Bobby Bare Jr.: Young Criminals' Starvation League

Though his southern-rock band Bare Jr. has a reputation for laying on riffs with maximum distortion and twang, Bobby Bare Jr. is as inclined to relax with a stack of Smiths records as to party the night away to the sounds of Molly Hatchet. Bare's Morrissey fetish gets its boldest public airing with "The Monk At The Disco," from Young Criminals' Starvation League, the singer-songwriter's solo debut. Away from his regular bandmates, Bare goes anglophilic, launching into a jaunty rhythm carried by acoustic guitars and given atmosphere by a distant, whistling electric guitar. "The Monk At The Disco" lies halfway between homage to and parody of Britpop at its goofiest, and just when it seems that the whole thing might be a gag, Bare wraps the song with a drum solo swiped from The Who's "Happy Jack," making clear that above all, this project is about indulgence. Criminals maintains links to Bare's country-music heritage: Singing in a high, affected rasp, he can't shake his vocal drawl, and he ropes in his Nashville hitmaker father to sing backup. But for the most part, his background comes filtered through British rock bands who've been influenced by country, as on "Mehan," which sounds like an outtake from The Rolling Stones' Beggars Banquet.

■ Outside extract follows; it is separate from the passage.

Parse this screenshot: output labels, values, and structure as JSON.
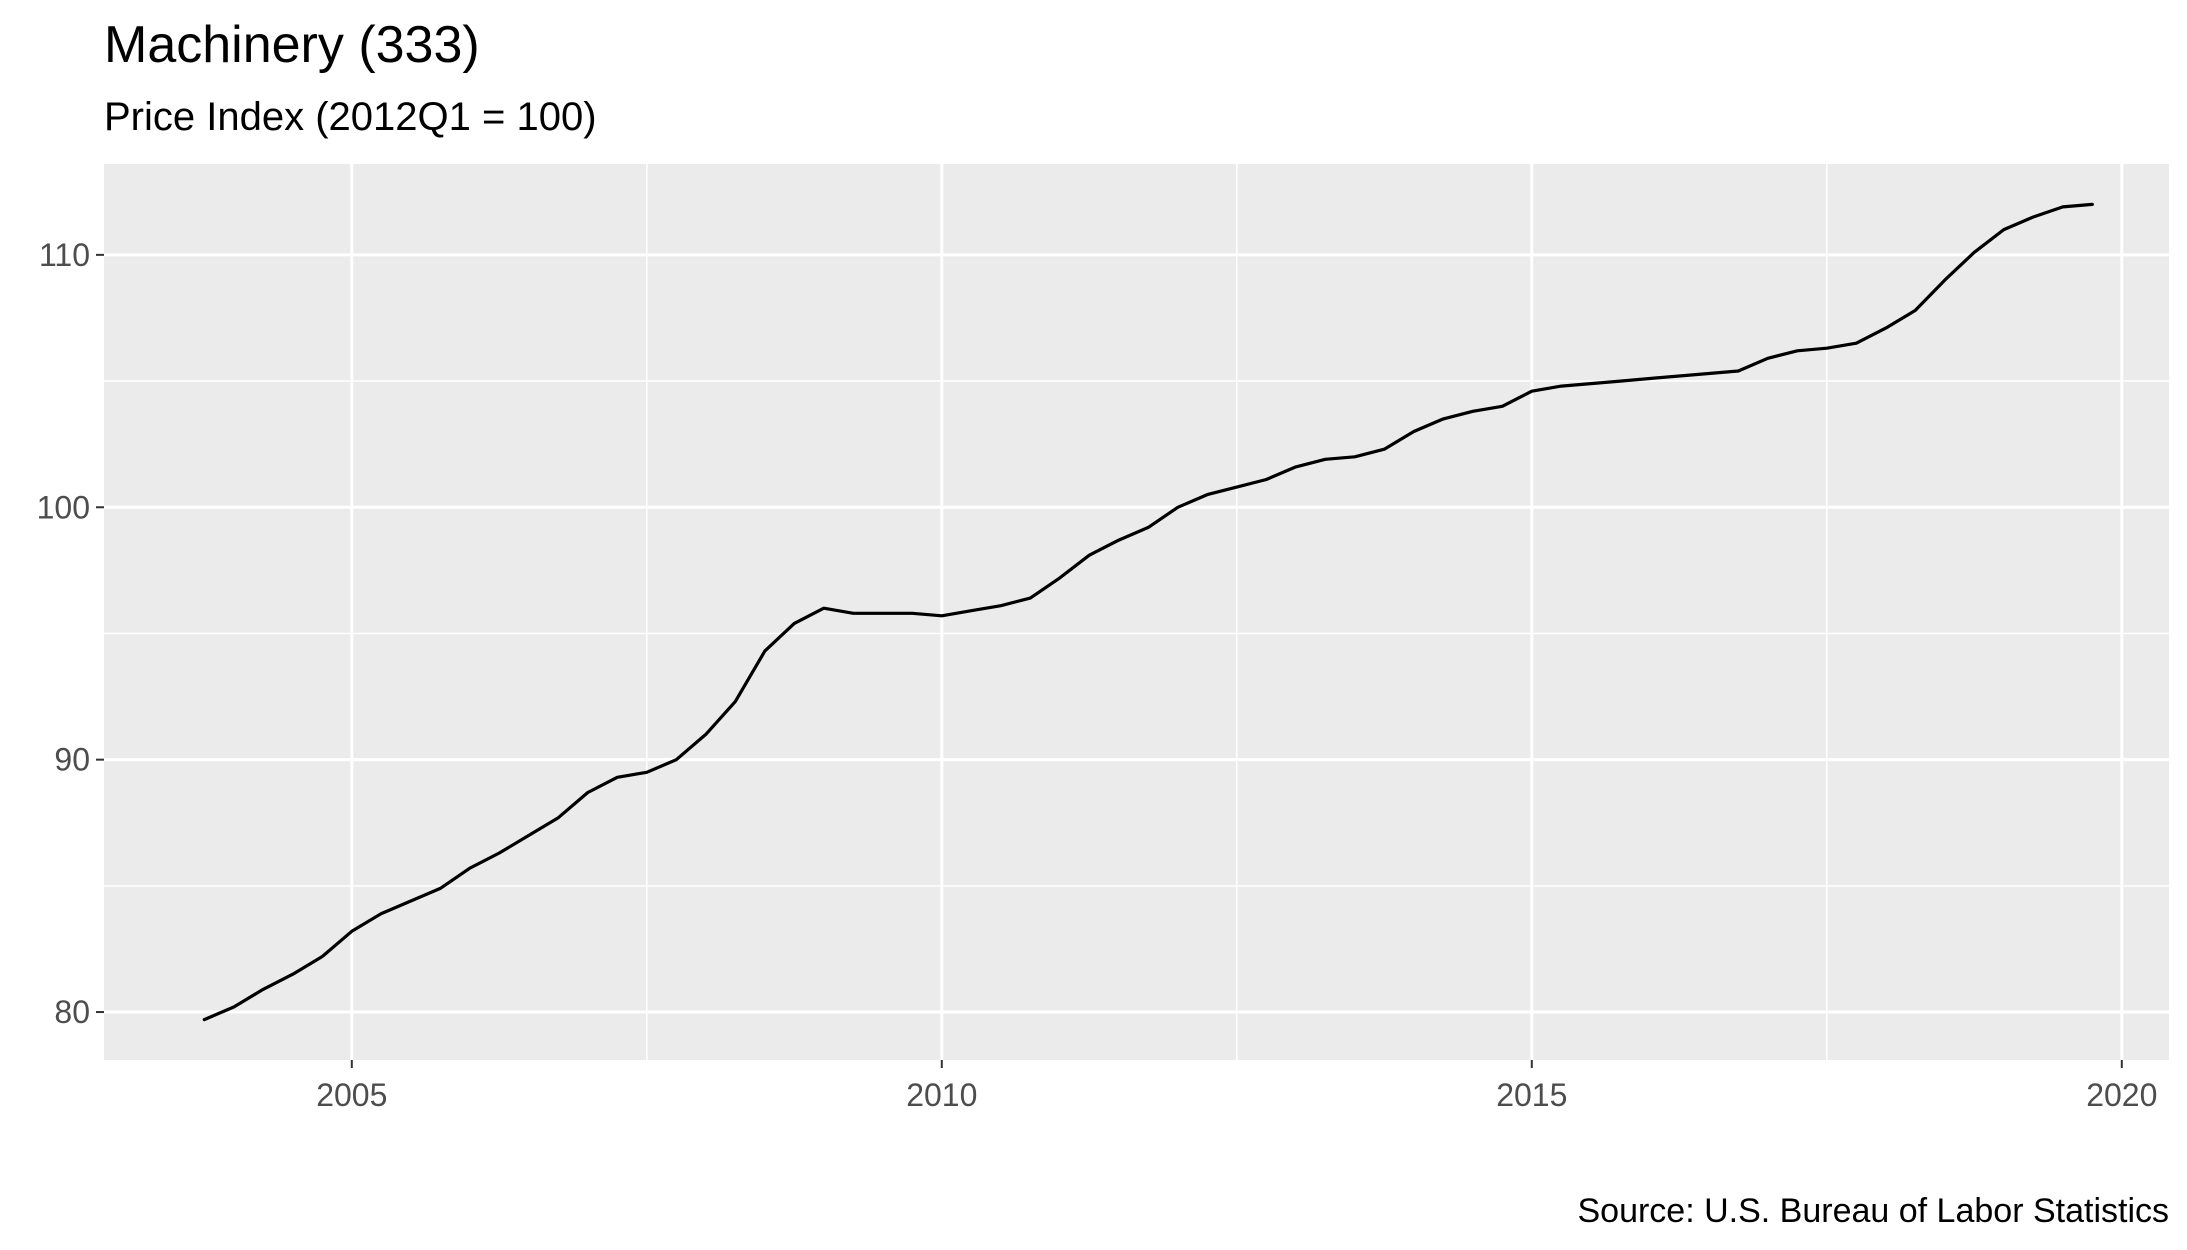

Bare adds calliope-like organ to the hick character study "Flat Chested Girl From Maynardville," and a mellow, humming brass section to the cheerful "I'll Be Around." The hey-why-not instrumentation jibes with Bare's lyrics, which, as on his Bare Jr. albums, have mostly to do with girls. But he usually writes about girls he's disappointed, while the songs on Criminals tend to be about girls to whom he's pledging his best. That includes his true mistress, rock 'n' roll, addressed in the daringly awkward rant "Dig Down"—basically a litany of the rock stars who've done their jobs so well that there's no real reason for a young rocker to keep trying. "Dig Down" sounds bitter, but it ends with a chorus of the singer and his pals aping the hooting from the Stones' "Sympathy For The Devil," and Bare follows the song with a bluesy cover of The Smiths' "What Difference Does It Make?" Such are the ways of love.